Take a Peak: Heather Wall

Sculptor fires artistic passion
Heather Wall
Heather Wall with her whale sculpture

Heather Wall has only been metal sculpting for two years since taking a welding course at Vancouver Island University. She worked for several years as a graphic designer with Parks Canada before finding her way to Powell River in 2011. For someone who thought welding would be a cool skill to know, Wall is being called a phenomenon within the specialized artistic fraternity that forges fire and metal. Her pieces, such as a recently commissioned humpback whale breaching, are receiving wide notice.

What have you discovered about the artistic process?
As an artist, I’m fascinated by how the brain works and how people come up with ideas. You want to be able to constantly generate that, so there has to be a science behind it. There is this certain type of mental stress you go through when solving a math problem or something you know is going to be difficult to focus on and, apparently, artists experience this all the time while they’re creating something.

Do you suffer from separation anxiety with your pieces?
I become deeply attached. I met a first nations fellow at the Castlegar Sculpturewalk and he did this wonderful ceremony to help with the anxiety of separating. Once he completed his ceremony he could walk away with confidence that his sculpture would be fine. You work on this stuff for months and then you just have to let it go. The best part is someone is going to appreciate and love it and it’s going to contribute to the community.

Where do you see yourself in 10 years?
I want to continue with public-space pieces, but I am currently working on a series of pieces that would live in a gallery. I want to get a body of work together before I start searching in bigger US cities, like Seattle, Los Angeles and New York, to sell that type of work. That’s a goal: gallery-space-type art pieces as well as public-space pieces.

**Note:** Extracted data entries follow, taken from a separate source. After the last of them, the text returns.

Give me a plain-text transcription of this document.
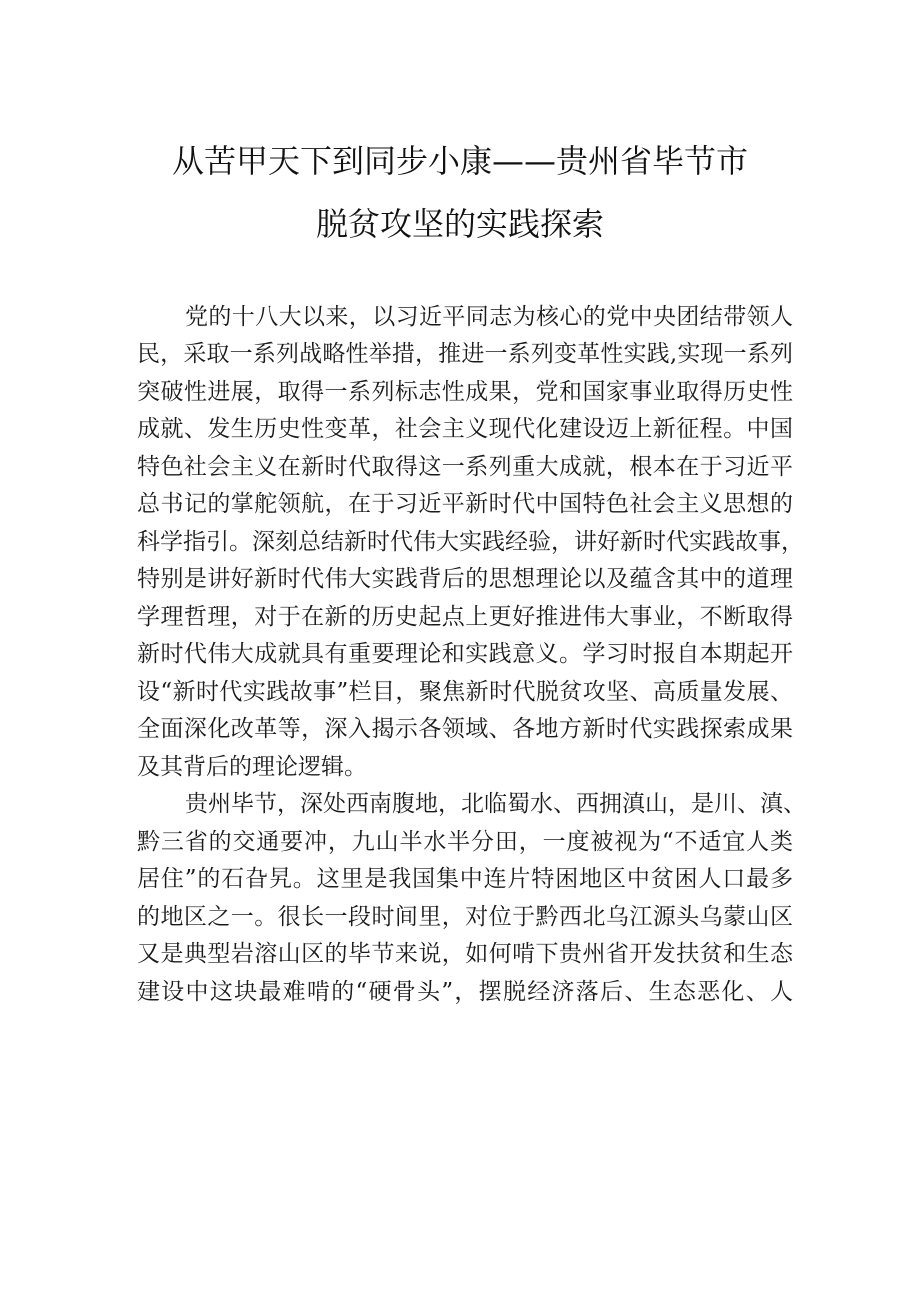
从苦甲天下到同步小康——贵州省毕节市
脱贫攻坚的实践探索
党的十八大以来，以习近平同志为核心的党中央团结带领人
民，采取一系列战略性举措，推进一系列变革性实践,实现一系列
突破性进展，取得一系列标志性成果，党和国家事业取得历史性
成就、发生历史性变革，社会主义现代化建设迈上新征程。中国
特色社会主义在新时代取得这一系列重大成就，根本在于习近平
总书记的掌舵领航，在于习近平新时代中国特色社会主义思想的
科学指引。深刻总结新时代伟大实践经验，讲好新时代实践故事，
特别是讲好新时代伟大实践背后的思想理论以及蕴含其中的道理
学理哲理，对于在新的历史起点上更好推进伟大事业，不断取得
新时代伟大成就具有重要理论和实践意义。学习时报自本期起开
设“新时代实践故事”栏目，聚焦新时代脱贫攻坚、高质量发展、
全面深化改革等，深入揭示各领域、各地方新时代实践探索成果
及其背后的理论逻辑。
贵州毕节，深处西南腹地，北临蜀水、西拥滇山，是川、滇、
黔三省的交通要冲，九山半水半分田，一度被视为“不适宜人类
居住”的石旮旯。这里是我国集中连片特困地区中贫困人口最多
的地区之一。很长一段时间里，对位于黔西北乌江源头乌蒙山区
又是典型岩溶山区的毕节来说，如何啃下贵州省开发扶贫和生态
建设中这块最难啃的“硬骨头”，摆脱经济落后、生态恶化、人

What is it about metal that expresses your sense of art?
Metal has a certain passion. I think the passion with metal is the fire related to it. It’s very primal. You have to heat metal with fire to get it to bend to your whim. I’ve had this conversation with other metal artists and it’s dealing with blowtorches, plasma cutters and welders; that is a huge part of the metal passion. It’s almost like a brotherhood. We’re cultish about it.